Within three years, the company expects to have a new MDx platform in the market, with sales to laboratories in the European Union and other geographies that accept the new In Vitro Diagnostic Regulation (IVDR) for diagnostic tests.

It plans to have clearance from the US Food and Drug Administration to market the platform in the US a year later, Bouwman said, adding, “To grow and have a track record in the US, we need a platform which is adapted for customers in the US market, where we don’t yet have a big market share.”

Meanwhile the new platform would need to be approved under IVDR, a new law governing the regulation of IVDs, that is set to come into effect in Europe on May 26. The European parliament voted in December to stagger the grace periods for tests cleared before then, but any tests that do not have a CE-IVD mark prior to May 26 will require assessment by a designated notified body under the IVDR.

Bouwman added that while the company develops new MDx assays and looks to port tests onto a new platform, it intends to follow guidance from a market research project conducted last year. The project clarified that “the biggest part of the market in infectious disease testing is respiratory,” he said. “Gastrointestinal testing panels represent the second biggest [market], while STI panels and the detection of transplant infections are also of particular interest.”

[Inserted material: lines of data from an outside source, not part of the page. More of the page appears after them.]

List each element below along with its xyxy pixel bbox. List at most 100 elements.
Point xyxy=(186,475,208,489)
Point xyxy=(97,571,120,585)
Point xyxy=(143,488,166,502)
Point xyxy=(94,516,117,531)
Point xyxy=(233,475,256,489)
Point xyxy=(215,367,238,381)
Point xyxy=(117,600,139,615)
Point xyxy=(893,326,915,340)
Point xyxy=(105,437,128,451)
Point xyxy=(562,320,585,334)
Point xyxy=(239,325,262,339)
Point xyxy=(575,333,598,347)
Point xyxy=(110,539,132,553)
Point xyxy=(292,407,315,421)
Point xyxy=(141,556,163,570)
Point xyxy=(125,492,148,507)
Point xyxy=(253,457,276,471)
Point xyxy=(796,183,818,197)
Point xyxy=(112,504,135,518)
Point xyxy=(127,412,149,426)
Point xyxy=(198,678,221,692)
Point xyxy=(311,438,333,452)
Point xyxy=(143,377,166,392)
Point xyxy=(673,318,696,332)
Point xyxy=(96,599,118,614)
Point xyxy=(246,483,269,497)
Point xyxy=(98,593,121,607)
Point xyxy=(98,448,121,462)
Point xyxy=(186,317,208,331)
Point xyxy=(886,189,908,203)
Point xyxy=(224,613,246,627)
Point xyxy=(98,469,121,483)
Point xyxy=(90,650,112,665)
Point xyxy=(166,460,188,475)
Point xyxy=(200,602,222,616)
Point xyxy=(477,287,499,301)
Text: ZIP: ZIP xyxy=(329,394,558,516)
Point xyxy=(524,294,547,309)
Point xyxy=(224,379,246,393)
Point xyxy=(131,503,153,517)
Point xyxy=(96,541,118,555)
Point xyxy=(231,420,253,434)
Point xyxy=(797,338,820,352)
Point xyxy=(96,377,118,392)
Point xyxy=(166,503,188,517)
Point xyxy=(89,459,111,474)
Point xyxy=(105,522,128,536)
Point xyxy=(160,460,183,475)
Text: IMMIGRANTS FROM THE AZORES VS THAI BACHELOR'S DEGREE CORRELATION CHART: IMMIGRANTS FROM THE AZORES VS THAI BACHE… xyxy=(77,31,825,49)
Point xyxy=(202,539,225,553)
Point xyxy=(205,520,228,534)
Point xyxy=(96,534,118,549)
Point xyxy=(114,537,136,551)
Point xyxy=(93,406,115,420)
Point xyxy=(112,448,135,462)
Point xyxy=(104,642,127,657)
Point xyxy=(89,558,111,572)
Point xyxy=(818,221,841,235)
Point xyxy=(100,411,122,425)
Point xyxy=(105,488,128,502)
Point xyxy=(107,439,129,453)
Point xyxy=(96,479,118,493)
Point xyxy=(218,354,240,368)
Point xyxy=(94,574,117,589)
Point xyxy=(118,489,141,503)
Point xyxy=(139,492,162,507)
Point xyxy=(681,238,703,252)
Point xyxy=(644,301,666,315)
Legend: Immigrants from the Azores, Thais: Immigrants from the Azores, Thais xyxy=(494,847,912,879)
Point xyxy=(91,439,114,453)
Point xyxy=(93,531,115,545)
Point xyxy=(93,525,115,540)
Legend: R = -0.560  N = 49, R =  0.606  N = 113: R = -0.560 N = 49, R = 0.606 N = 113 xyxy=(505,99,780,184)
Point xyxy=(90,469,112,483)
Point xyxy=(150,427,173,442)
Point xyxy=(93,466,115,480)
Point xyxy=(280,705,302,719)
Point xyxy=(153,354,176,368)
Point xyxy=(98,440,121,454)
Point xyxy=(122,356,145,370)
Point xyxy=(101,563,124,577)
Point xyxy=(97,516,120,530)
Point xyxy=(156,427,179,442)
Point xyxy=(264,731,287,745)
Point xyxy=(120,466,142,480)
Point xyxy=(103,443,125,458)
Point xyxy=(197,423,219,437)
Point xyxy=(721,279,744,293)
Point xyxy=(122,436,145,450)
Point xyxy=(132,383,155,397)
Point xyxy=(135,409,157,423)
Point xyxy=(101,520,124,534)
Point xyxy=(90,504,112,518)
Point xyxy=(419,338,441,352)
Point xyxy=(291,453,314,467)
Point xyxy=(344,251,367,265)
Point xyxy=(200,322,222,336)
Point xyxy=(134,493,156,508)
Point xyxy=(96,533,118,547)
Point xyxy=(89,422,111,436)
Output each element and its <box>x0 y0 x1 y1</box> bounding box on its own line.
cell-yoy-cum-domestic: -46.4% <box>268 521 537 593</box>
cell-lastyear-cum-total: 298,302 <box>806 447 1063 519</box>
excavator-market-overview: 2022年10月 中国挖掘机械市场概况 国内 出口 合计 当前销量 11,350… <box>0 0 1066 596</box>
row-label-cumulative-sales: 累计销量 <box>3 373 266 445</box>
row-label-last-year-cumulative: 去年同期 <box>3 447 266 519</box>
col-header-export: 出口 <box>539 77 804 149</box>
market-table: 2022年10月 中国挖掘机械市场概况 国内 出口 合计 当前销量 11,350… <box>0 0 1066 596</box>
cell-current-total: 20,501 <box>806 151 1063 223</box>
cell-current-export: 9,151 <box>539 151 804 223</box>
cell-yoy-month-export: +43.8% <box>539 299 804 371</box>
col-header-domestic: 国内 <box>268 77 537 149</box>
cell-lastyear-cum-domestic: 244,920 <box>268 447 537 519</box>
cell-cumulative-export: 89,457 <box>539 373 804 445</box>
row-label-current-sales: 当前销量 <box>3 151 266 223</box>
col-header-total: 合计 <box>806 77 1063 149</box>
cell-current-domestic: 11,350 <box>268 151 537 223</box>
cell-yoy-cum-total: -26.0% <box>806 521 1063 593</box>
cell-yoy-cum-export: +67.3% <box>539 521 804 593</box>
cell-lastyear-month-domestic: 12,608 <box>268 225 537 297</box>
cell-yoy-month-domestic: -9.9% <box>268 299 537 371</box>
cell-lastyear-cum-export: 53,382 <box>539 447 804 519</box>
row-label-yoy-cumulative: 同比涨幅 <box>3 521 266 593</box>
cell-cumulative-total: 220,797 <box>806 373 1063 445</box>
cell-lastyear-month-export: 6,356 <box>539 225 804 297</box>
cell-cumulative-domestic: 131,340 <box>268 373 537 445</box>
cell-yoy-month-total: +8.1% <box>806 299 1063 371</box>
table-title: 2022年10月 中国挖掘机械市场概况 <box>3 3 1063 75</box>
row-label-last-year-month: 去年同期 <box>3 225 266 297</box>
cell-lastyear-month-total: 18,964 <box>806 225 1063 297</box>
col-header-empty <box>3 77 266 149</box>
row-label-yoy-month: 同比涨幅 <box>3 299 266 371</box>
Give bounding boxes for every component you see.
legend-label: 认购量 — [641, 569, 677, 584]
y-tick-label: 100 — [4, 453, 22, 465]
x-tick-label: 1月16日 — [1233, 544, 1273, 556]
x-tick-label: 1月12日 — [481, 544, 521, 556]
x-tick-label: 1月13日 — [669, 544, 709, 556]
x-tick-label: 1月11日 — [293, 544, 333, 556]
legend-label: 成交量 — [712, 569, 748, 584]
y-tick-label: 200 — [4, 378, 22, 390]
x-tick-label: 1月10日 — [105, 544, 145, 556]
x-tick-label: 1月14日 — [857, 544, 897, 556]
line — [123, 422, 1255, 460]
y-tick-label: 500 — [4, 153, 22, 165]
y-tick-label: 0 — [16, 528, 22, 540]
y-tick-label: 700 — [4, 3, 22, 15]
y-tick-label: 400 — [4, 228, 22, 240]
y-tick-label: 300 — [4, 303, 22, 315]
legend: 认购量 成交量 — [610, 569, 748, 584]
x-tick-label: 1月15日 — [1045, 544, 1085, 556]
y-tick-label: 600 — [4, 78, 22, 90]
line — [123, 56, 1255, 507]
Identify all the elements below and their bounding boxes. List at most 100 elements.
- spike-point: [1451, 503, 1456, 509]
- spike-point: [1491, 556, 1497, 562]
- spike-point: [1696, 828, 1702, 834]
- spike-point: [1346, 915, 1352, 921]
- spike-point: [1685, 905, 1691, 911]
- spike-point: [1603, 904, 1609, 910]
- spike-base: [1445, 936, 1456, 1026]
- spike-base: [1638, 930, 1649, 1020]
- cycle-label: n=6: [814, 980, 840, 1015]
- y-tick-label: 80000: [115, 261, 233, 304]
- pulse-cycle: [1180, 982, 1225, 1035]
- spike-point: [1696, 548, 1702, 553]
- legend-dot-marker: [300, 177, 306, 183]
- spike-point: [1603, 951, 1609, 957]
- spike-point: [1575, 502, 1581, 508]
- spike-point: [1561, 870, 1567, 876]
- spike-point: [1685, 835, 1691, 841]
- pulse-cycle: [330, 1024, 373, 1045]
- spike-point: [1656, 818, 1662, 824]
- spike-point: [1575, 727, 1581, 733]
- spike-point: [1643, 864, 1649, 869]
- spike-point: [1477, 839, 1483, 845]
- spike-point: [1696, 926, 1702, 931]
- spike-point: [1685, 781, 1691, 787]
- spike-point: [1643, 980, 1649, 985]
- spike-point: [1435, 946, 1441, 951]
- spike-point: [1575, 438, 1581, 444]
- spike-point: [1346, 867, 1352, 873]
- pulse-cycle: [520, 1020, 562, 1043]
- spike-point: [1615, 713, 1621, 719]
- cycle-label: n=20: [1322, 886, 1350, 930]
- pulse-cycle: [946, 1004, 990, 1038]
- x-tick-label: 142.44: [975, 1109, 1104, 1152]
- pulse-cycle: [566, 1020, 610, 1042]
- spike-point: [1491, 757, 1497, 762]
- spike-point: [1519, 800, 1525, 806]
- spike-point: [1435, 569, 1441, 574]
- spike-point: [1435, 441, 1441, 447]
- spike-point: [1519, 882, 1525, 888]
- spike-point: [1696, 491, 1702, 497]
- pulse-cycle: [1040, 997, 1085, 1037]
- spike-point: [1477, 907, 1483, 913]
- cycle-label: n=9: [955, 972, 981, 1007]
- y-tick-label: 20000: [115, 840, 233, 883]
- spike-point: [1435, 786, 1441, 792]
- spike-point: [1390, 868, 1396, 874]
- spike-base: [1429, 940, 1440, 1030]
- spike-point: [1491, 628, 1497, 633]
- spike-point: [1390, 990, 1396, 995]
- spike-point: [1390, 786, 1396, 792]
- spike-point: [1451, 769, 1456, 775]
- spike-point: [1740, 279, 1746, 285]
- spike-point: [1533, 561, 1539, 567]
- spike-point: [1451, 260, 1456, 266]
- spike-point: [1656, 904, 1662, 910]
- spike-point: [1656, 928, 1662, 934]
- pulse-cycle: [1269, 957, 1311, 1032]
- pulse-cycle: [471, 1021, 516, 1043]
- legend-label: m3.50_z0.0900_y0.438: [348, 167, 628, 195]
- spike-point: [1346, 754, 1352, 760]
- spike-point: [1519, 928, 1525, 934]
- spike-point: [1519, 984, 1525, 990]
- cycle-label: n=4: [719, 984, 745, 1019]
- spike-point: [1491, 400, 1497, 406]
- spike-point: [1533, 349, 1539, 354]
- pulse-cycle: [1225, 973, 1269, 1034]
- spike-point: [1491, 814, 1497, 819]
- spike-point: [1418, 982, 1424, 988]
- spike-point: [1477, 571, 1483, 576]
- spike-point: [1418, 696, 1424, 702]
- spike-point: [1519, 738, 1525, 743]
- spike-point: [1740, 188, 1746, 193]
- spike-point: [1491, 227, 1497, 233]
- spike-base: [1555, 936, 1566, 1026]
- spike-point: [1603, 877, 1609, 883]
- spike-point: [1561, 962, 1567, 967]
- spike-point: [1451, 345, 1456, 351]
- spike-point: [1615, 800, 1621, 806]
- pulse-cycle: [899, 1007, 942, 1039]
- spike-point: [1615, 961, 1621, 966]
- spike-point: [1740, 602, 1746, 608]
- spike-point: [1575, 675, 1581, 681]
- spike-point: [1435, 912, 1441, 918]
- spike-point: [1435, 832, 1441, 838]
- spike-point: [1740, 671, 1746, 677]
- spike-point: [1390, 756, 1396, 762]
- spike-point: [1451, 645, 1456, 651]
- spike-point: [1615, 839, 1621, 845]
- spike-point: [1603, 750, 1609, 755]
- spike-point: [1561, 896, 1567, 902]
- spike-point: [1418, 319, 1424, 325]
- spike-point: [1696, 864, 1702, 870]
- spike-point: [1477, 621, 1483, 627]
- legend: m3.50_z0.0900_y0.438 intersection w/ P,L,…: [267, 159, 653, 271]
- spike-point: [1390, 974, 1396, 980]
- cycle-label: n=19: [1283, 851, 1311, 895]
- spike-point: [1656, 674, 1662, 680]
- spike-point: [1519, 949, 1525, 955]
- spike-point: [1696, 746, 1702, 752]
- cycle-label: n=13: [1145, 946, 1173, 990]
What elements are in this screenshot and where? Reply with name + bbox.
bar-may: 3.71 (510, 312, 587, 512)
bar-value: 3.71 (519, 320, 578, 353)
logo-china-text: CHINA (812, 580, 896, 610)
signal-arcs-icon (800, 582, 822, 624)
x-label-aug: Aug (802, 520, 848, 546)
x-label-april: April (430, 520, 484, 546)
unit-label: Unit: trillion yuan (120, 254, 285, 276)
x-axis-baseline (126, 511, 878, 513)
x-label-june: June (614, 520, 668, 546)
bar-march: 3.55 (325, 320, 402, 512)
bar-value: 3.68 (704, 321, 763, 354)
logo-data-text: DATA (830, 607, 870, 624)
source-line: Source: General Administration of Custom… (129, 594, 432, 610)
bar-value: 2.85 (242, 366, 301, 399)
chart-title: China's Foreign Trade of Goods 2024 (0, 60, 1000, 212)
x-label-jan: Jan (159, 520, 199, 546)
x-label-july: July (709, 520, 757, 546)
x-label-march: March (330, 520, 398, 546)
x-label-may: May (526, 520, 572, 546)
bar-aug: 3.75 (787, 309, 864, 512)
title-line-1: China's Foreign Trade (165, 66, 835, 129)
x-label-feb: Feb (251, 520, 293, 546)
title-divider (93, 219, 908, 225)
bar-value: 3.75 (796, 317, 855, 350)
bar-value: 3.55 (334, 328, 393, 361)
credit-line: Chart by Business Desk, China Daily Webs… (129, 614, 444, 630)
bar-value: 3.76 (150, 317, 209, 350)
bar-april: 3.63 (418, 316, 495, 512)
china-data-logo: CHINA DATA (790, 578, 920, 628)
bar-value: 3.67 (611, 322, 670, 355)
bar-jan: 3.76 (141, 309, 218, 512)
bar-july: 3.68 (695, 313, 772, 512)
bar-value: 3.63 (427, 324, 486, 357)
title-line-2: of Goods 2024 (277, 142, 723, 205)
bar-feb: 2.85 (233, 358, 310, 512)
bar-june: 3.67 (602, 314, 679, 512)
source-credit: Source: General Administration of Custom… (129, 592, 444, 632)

In the near term, based on current customer feedback, Erlangen, Germany-based Siemens Healthineers is finalizing the development of a multiplex test to detect and differentiate influenza A, influenza B, SARS-CoV-2, and human respiratory syncytial virus on the Versant kPCR Molecular System.

According to Michael Schleichert, head of the firm’s molecular assay R&D group, it expects to soon launch the test with CE-IVD marking and a focus on marketing the assay to hospital laboratories in Europe, the Middle East, and Africa region where most of its MDx systems are placed.

“With the pandemic becoming endemic, we believe that SARS-CoV-2 will be one of many respiratory pathogens laboratories want to monitor,” Schleichert said at ECCMID.

He noted that overall, Siemens Healthineers is already marketing MDx-based options for respiratory testing, and one of its FTD panels differentiates among 21 respiratory pathogens.